1. It may be time for a change in the composition of the administration (again this is assuming that the allegations are true) — My own experiences in dealing with the OCU Law administration were mostly positive (I was a activist as a student and often had to be an advocate with the administration for causes I believed in) but the allegations raised in this suit are beyond the pale. Dismissing serious bonfide complaints about discrimination and allowing a hostile environment against women and minorities is not good leadership.

2. Implement a real non-discrimination policy with teeth. Mere platitudes won’t cut it. A good place to start would be equal pay for equal work. A pay gap of over 50% is in excusable.

3. Fire professors that refuse to treat students and colleagues with basic dignity and respect. The legal profession is supposed to be about civility and respect. Most professors model this to their students, but a few don’t. And the few that don’t, are pretty atrocious violators. Tenure should be a shield for the professionally abusive.

4. Hire more professors of color and more female professors, and then make sure that those professors are given equal opportunity.

5. Recover the school’s Methodist heritage — Make OCU Law students would never know it, but OCU law is part of OCU, a United Methodist college. I think it is high time that the larger college took seriously its commitment to the radical inclusive teachings of Christ and reigned in the current abuses of the law school. Abusive teaching styles and racial/gender discrimination is completely contrary to this identity.

6. Commit to being a law school for the people, and not just spoiled rich kids who can afford outrageous tuition prices — OCU Law has had a proud history of having a night school program and its alums have been at the forefront of fighting for basic justice. OCU must reexamine its current tuition policies and ask if they are perpetuating injustice. There may be a debate on the merits of the case brought over gender/racial discrimination, but there is no doubt that OCU Law practices class discrimination. (I barely got out without going under financially, and I will be taking college classes forever the way it looks right now to avoid paying my outrageous student loans. This isn’t right.)

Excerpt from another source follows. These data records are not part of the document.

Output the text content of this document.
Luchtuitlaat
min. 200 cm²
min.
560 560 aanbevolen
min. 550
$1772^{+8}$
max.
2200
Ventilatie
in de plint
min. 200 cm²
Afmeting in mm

I know, these are crazy demands. But as a fan of OCU and a proud alum, I think it is time to demand more than what we are seeing today from the school.

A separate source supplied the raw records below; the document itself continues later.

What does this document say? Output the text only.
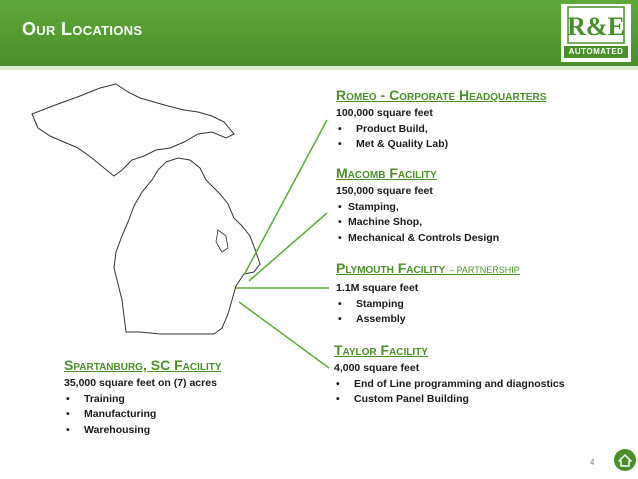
Our Locations	R&E
AUTOMATED
Romeo - Corporate Headquarters
100,000 square feet
• Product Build,
• Met & Quality Lab)
Macomb Facility
150,000 square feet
• Stamping,
• Machine Shop,
• Mechanical & Controls Design
Plymouth Facility – PARTNERSHIP
1.1M square feet
• Stamping
• Assembly
Taylor Facility
4,000 square feet
• End of Line programming and diagnostics
• Custom Panel Building
Spartanburg, SC Facility
35,000 square feet on (7) acres
• Training
• Manufacturing
• Warehousing
4
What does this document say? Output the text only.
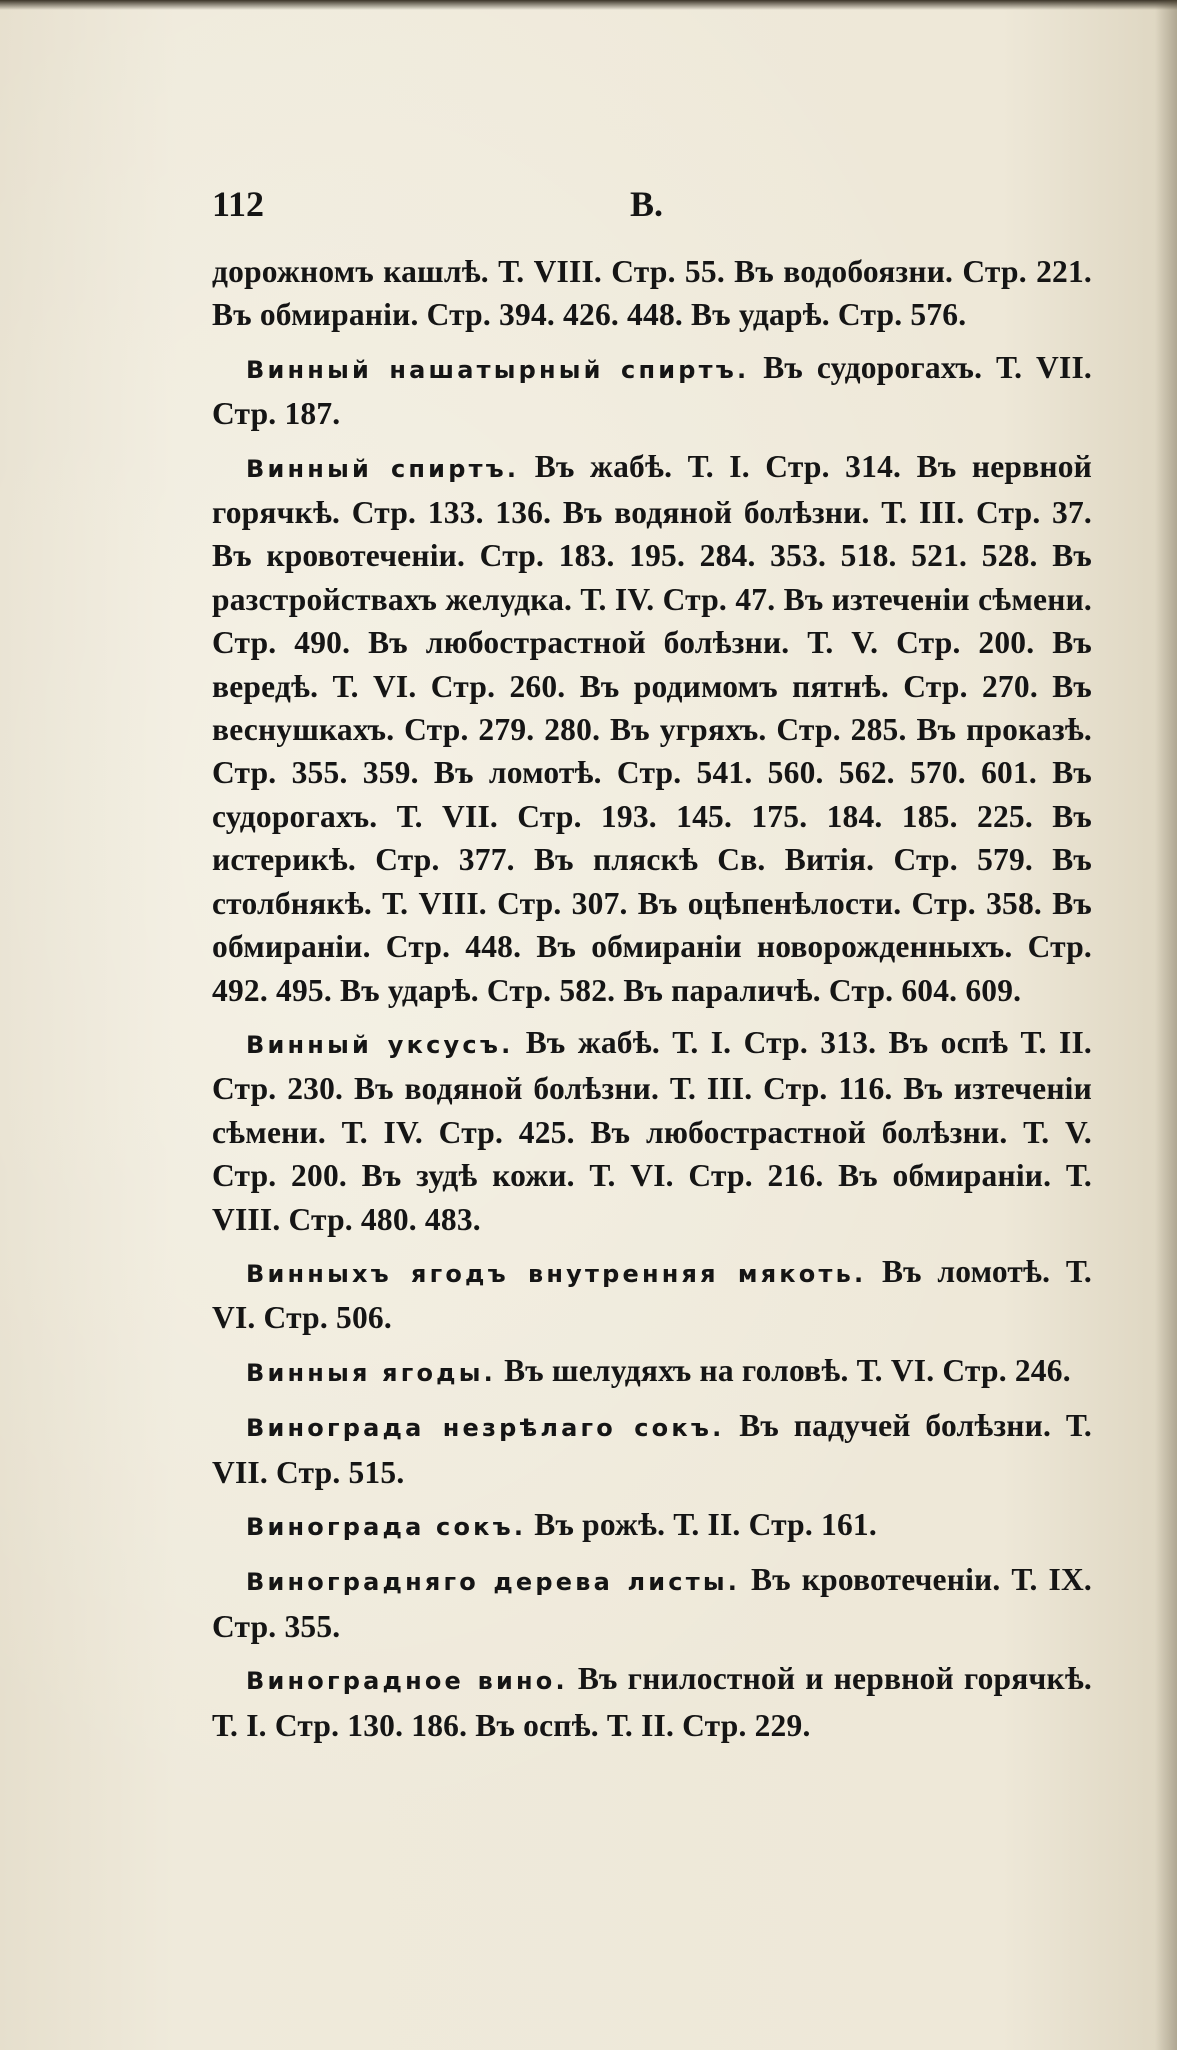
112	В.

дорожномъ кашлѣ. Т. VIII. Стр. 55. Въ водобоязни. Стр. 221. Въ обмираніи. Стр. 394. 426. 448. Въ ударѣ. Стр. 576.

Винный нашатырный спиртъ. Въ судорогахъ. Т. VII. Стр. 187.

Винный спиртъ. Въ жабѣ. Т. I. Стр. 314. Въ нервной горячкѣ. Стр. 133. 136. Въ водяной болѣзни. Т. III. Стр. 37. Въ кровотеченіи. Стр. 183. 195. 284. 353. 518. 521. 528. Въ разстройствахъ желудка. Т. IV. Стр. 47. Въ изтеченіи сѣмени. Стр. 490. Въ любострастной болѣзни. Т. V. Стр. 200. Въ вередѣ. Т. VI. Стр. 260. Въ родимомъ пятнѣ. Стр. 270. Въ веснушкахъ. Стр. 279. 280. Въ угряхъ. Стр. 285. Въ проказѣ. Стр. 355. 359. Въ ломотѣ. Стр. 541. 560. 562. 570. 601. Въ судорогахъ. Т. VII. Стр. 193. 145. 175. 184. 185. 225. Въ истерикѣ. Стр. 377. Въ пляскѣ Св. Витія. Стр. 579. Въ столбнякѣ. Т. VIII. Стр. 307. Въ оцѣпенѣлости. Стр. 358. Въ обмираніи. Стр. 448. Въ обмираніи новорожденныхъ. Стр. 492. 495. Въ ударѣ. Стр. 582. Въ параличѣ. Стр. 604. 609.

Винный уксусъ. Въ жабѣ. Т. I. Стр. 313. Въ оспѣ Т. II. Стр. 230. Въ водяной болѣзни. Т. III. Стр. 116. Въ изтеченіи сѣмени. Т. IV. Стр. 425. Въ любострастной болѣзни. Т. V. Стр. 200. Въ зудѣ кожи. Т. VI. Стр. 216. Въ обмираніи. Т. VIII. Стр. 480. 483.

Винныхъ ягодъ внутренняя мякоть. Въ ломотѣ. Т. VI. Стр. 506.

Винныя ягоды. Въ шелудяхъ на головѣ. Т. VI. Стр. 246.

Винограда незрѣлаго сокъ. Въ падучей болѣзни. Т. VII. Стр. 515.

Винограда сокъ. Въ рожѣ. Т. II. Стр. 161.

Виноградняго дерева листы. Въ кровотеченіи. Т. IX. Стр. 355.

Виноградное вино. Въ гнилостной и нервной горячкѣ. Т. I. Стр. 130. 186. Въ оспѣ. Т. II. Стр. 229.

And I hope my criticisms are heard out of my concern for my alma mater and the legal profession. OCU does many things very well. I think the LR&W curriculum is top-notch and the Dean’s Public Interest Summer Fellowship is incredible. And certainly the best of the professors (such as Professor Von Creel or recently retired Professor Coulson (click here to watch his retirement lecture)) are worthy of praise.

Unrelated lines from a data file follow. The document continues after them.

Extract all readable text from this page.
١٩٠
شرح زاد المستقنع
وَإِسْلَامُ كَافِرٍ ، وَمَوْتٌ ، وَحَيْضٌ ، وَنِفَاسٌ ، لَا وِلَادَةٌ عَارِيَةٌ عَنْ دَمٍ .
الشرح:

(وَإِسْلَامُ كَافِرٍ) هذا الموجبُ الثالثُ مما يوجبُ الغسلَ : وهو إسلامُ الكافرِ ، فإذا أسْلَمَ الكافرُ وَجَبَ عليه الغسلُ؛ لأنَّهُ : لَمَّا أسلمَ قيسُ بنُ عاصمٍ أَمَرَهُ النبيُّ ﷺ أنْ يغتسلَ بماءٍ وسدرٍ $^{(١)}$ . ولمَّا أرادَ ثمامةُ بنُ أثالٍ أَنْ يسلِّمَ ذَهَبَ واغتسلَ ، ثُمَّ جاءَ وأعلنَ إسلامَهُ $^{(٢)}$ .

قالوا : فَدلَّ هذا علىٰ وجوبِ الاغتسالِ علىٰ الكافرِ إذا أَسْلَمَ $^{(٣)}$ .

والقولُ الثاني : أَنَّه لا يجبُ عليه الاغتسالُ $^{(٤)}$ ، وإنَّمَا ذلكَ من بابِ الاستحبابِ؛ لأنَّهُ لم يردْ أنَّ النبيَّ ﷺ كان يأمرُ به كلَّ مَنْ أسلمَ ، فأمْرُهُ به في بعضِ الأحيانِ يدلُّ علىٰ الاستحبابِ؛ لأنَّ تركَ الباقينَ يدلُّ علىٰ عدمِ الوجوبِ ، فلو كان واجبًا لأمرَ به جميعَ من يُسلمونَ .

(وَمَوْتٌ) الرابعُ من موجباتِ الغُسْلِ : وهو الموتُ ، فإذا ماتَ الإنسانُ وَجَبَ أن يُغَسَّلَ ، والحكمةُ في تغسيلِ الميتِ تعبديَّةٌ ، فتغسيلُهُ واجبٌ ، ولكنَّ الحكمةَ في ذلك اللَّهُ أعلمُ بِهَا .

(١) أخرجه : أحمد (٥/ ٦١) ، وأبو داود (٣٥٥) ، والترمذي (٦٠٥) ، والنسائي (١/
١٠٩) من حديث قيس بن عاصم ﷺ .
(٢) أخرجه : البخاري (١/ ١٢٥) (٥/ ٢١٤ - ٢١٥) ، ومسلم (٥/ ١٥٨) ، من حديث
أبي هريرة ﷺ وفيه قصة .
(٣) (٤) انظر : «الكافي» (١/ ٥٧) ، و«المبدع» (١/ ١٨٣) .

But there has to be change too. Legal education must be at the forefront of the legal profession. Law schools should set the example for workplace equality, for civility, and especially for basic justice for the poor.

A school that charges over ONE THOUSAND DOLLARS per credit hour (when fees are included) is out of reach for not only poor Oklahomans but the middle-class, and this kind of systematic economic in justice ensure that most future graduates of OCU Law likely won’t care about the poor, because they are far removed from due to our society’s class system.